Children are not the only subjects that can be uncooperative when trying to capture their photo, pets are notorious for being just as hard to photograph. There are steps you can take to make the process of getting the perfect shot of whomever, or whatever your subject is, seemingly effortless.

Be Ready

The reason my grandson even knew I was going to take his picture, is because I had to fumble for my camera in the first place, and then when I turned it on, I realized I had to change the batteries. By the time I had everything set to go, he had too much time to become aware of what I was doing, and in that time, he made the decision to become uncooperative. If my camera had been in a convenient place for those quick but unexpected shots that are so common with children in the house, and I had taken the time to change the batteries when I last used it, I would have had a much better chance of getting the snapshot. He simply had too much time to question himself on whether he wanted his picture being taken in the first place.

I should have known better, as I had a similar experience just a few days earlier with a few wildlife subjects that were in our yard. We have a flock of wild turkeys that have decided to make our yard home this winter, and several fox squirrels too. They all think they can fit on the bird feeders we have placed about to feed the songbirds. As I walked outside, I realized that we had two full-grown turkeys and two fox squirrels all on a single bird feeder, looking very much like a bad cartoon for a busy restaurant scene! By the time I even found where I had dropped my camera the last time I used it, the moment was long past.

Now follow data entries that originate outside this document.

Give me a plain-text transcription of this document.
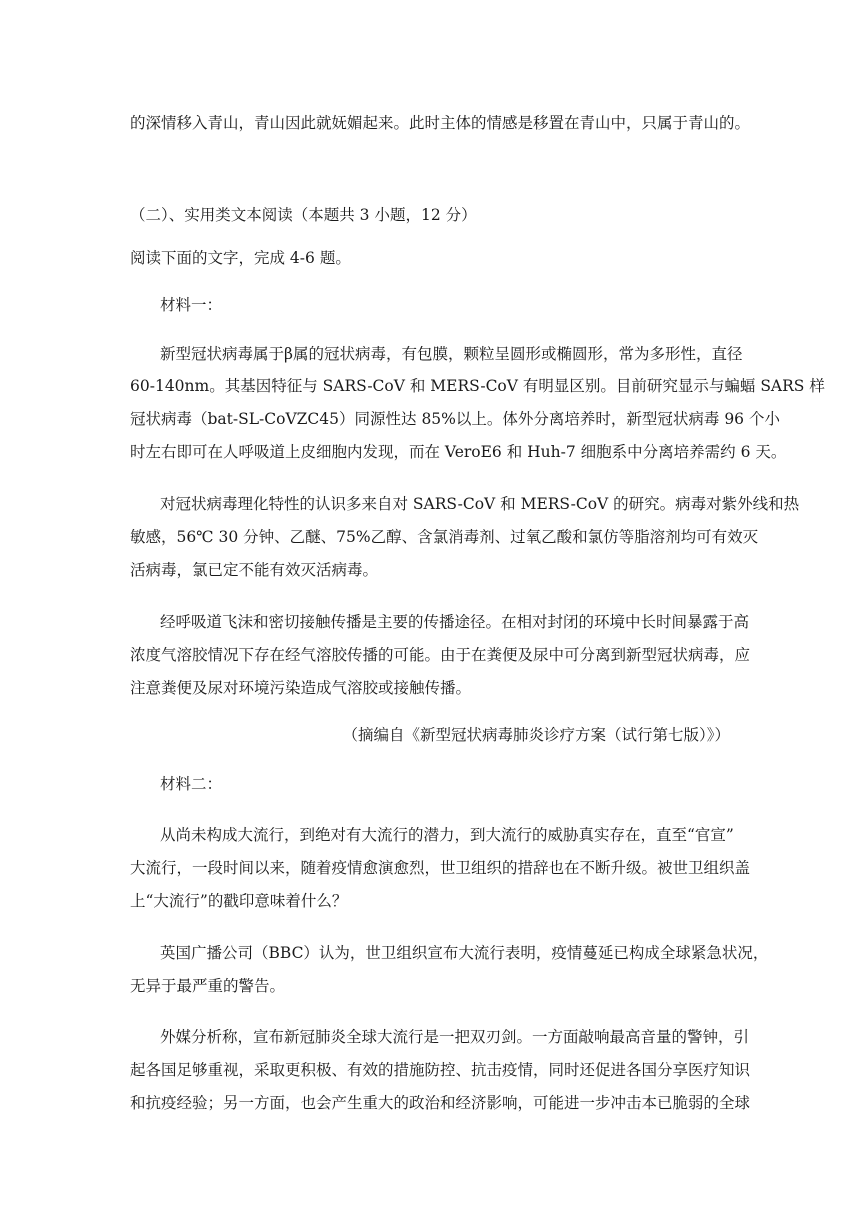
的深情移入青山，青山因此就妩媚起来。此时主体的情感是移置在青山中，只属于青山的。
（二）、实用类文本阅读（本题共 3 小题，12 分）
阅读下面的文字，完成 4-6 题。
材料一：
新型冠状病毒属于β属的冠状病毒，有包膜，颗粒呈圆形或椭圆形，常为多形性，直径
60-140nm。其基因特征与 SARS-CoV 和 MERS-CoV 有明显区别。目前研究显示与蝙蝠 SARS 样
冠状病毒（bat-SL-CoVZC45）同源性达 85%以上。体外分离培养时，新型冠状病毒 96 个小
时左右即可在人呼吸道上皮细胞内发现，而在 VeroE6 和 Huh-7 细胞系中分离培养需约 6 天。
对冠状病毒理化特性的认识多来自对 SARS-CoV 和 MERS-CoV 的研究。病毒对紫外线和热
敏感，56℃ 30 分钟、乙醚、75%乙醇、含氯消毒剂、过氧乙酸和氯仿等脂溶剂均可有效灭
活病毒，氯已定不能有效灭活病毒。
经呼吸道飞沫和密切接触传播是主要的传播途径。在相对封闭的环境中长时间暴露于高
浓度气溶胶情况下存在经气溶胶传播的可能。由于在粪便及尿中可分离到新型冠状病毒，应
注意粪便及尿对环境污染造成气溶胶或接触传播。
（摘编自《新型冠状病毒肺炎诊疗方案（试行第七版）》）
材料二：
从尚未构成大流行，到绝对有大流行的潜力，到大流行的威胁真实存在，直至“官宣”
大流行，一段时间以来，随着疫情愈演愈烈，世卫组织的措辞也在不断升级。被世卫组织盖
上“大流行”的戳印意味着什么？
英国广播公司（BBC）认为，世卫组织宣布大流行表明，疫情蔓延已构成全球紧急状况，
无异于最严重的警告。
外媒分析称，宣布新冠肺炎全球大流行是一把双刃剑。一方面敲响最高音量的警钟，引
起各国足够重视，采取更积极、有效的措施防控、抗击疫情，同时还促进各国分享医疗知识
和抗疫经验；另一方面，也会产生重大的政治和经济影响，可能进一步冲击本已脆弱的全球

Each time you use your camera, take the time to place it in a convenient spot that is easy to access on a moment's notice, change the film or free up space on the memory card, change exhausted batteries, clean the lens, etc., so it is all ready to use at a moment's notice the next time you need it.

Be Considerate

Children and pets may not always want their picture being taken, even when you know that the shot of a lifetime is just a button press away. Learn to be considerate, but stick with your goal to get that shot. Do not expect either to sit still, get them occupied doing something else, such as playing with toys, or divert their attention to somewhere or somebody else, while you work on taking that perfect picture. I once had my youngest son sit and blow bubbles out in the yard, while my young grandson ran around chasing the bubbles. He was so intent on what the bubbles and his Uncle were doing; he paid the camera and me no attention whatsoever. I have employed similar tricks when trying to take some portrait shots of our family dog, who is getting up in years. My son sat amid a pile of leaves several seasons ago, and would toss them by the handfuls into the air. She was so mesmerized by them all; I ended up with a portrait of her that will remind us of her and her gentle ways for many a year to come!